Differences Between Payday and Installment Loans
When it comes to your finances, it's important that you always make the right choices. Although it isn't always possible to know what the best option is, you can always research different options and try to understand as much as possible about each one.
When borrowing money from a bank or other lender, there is not just one sole option. In fact, there are several different options which will be available to you. Two of the most common types of loans are payday loans and installment loans.
A payday loan is a small loan which is normally used to help a person through a short-term financial crisis. This could be an emergency with your vehicle, an expected health bill or maybe even your child's party or a friend's wedding. Whatever the reason for needing some cash, a payday loan is the perfect way to get it quickly and without any fuss.
By contrast, an installment loan is normally a larger loan, which is borrowed and then paid off over a period of time. The borrower pays back the full loan in installments each month, which is where the name of this loan comes from.

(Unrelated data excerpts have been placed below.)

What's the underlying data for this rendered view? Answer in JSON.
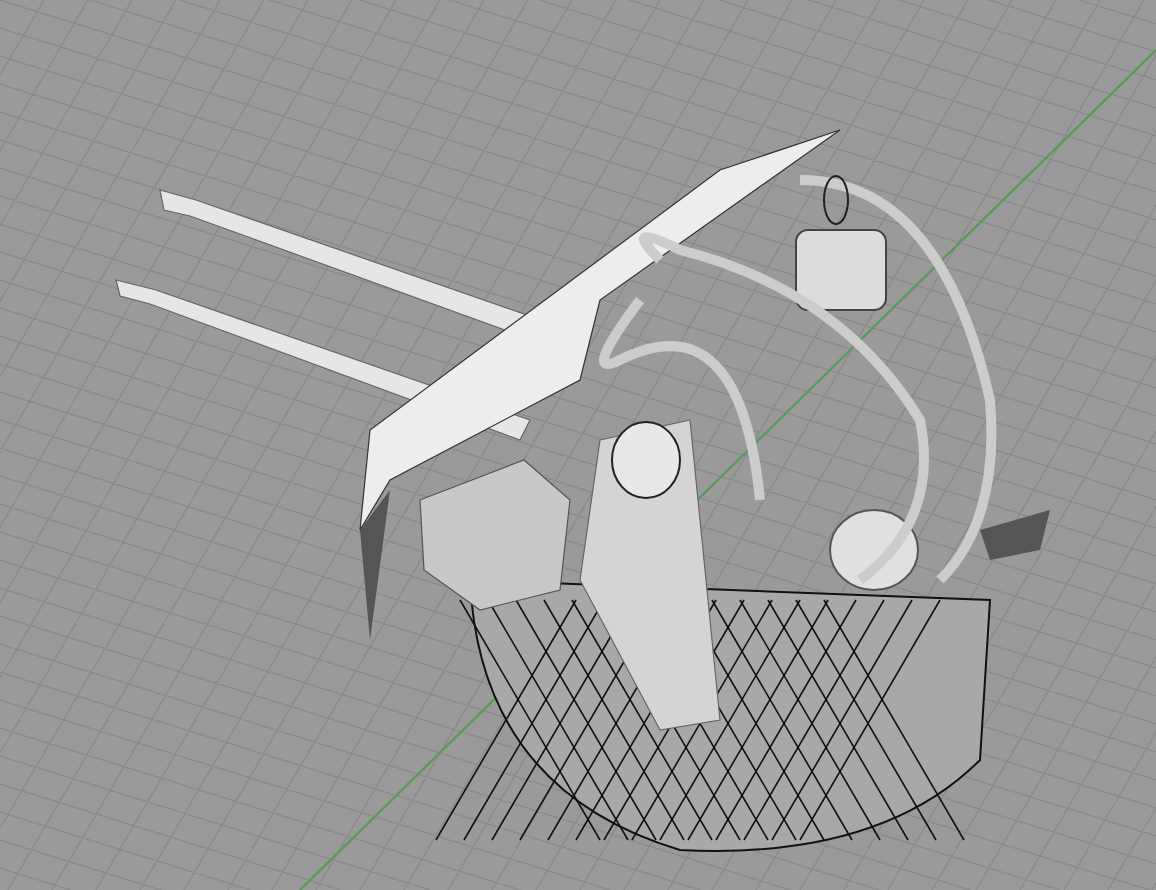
{
  "viewport": {
    "axes": [
      {
        "kind": "y",
        "color": "#5a9a5a"
      }
    ]
  }
}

What are the main differences between the two types of loan?
One of the main differences between these loans is that you must pay back the payday loan on your next payday, whereas the installment loan is paid back over a much longer time period. Payday loans are only intended to be a short-term solution, which is why most of them are only borrowed for a month or less.
Another difference is that installment loans provide you with more time to pay back the loan, but considering that most of them are larger, many people need the extra time in order to raise enough money to make the repayments. People often opt for installment loans because they believe it will be less stressful and they won't have to worry about using their next pay check to repay the cash which was borrowed.
A further difference between payday and installment loans is that payday loans are generally not secured. This means that you don't need any collateral or a guarantor in order to borrow the money. However, since installment loans are larger, you will usually need to use a property or vehicle as collateral for the loan.
Are there any things which are the same?
Although they have their differences, there are actually several things which these two loans have in common.
The most important is that the process of requesting a loan is very simple. Both types offer a simple online request form, which you can fill out from the comfort of your home.
What do I need to have in order to qualify for a loan?
The criteria for both loans is very similar too. You must be at least 18 years of age in order to get any type of loan, as lenders are legally not allowed to lend money to those who are underage. You will also need to have a bank account into which the money can be paid. This is the only method by which you can receive the money, so if you don't already have a suitable bank account, you will need to open one.
Finally, you need to prove to the lender that you have a stable source of income. This is necessary so that you can make the repayments. Remember that failing to repay the money you owe can damage your credit score, and can make things even more difficult for you in the future. Missed payments will also result in fees and charges, meaning you'll have even more money to pay back overall.
Which loan should I choose?
Once you understand the differences between the two loans, you can make an educated decision about which one is really right for you. If you need to borrow more than around $1,000, an installment loan is probably the best choice for you. However, if you only require a small amount of money, payday loans can be quicker, easier and better all round.
Installment loans can also offer more flexibility, since you have more time to repay the loan. However, with such a small amount in the form of a payday loan, many borrowers are able to easily repay the cash on their next payday.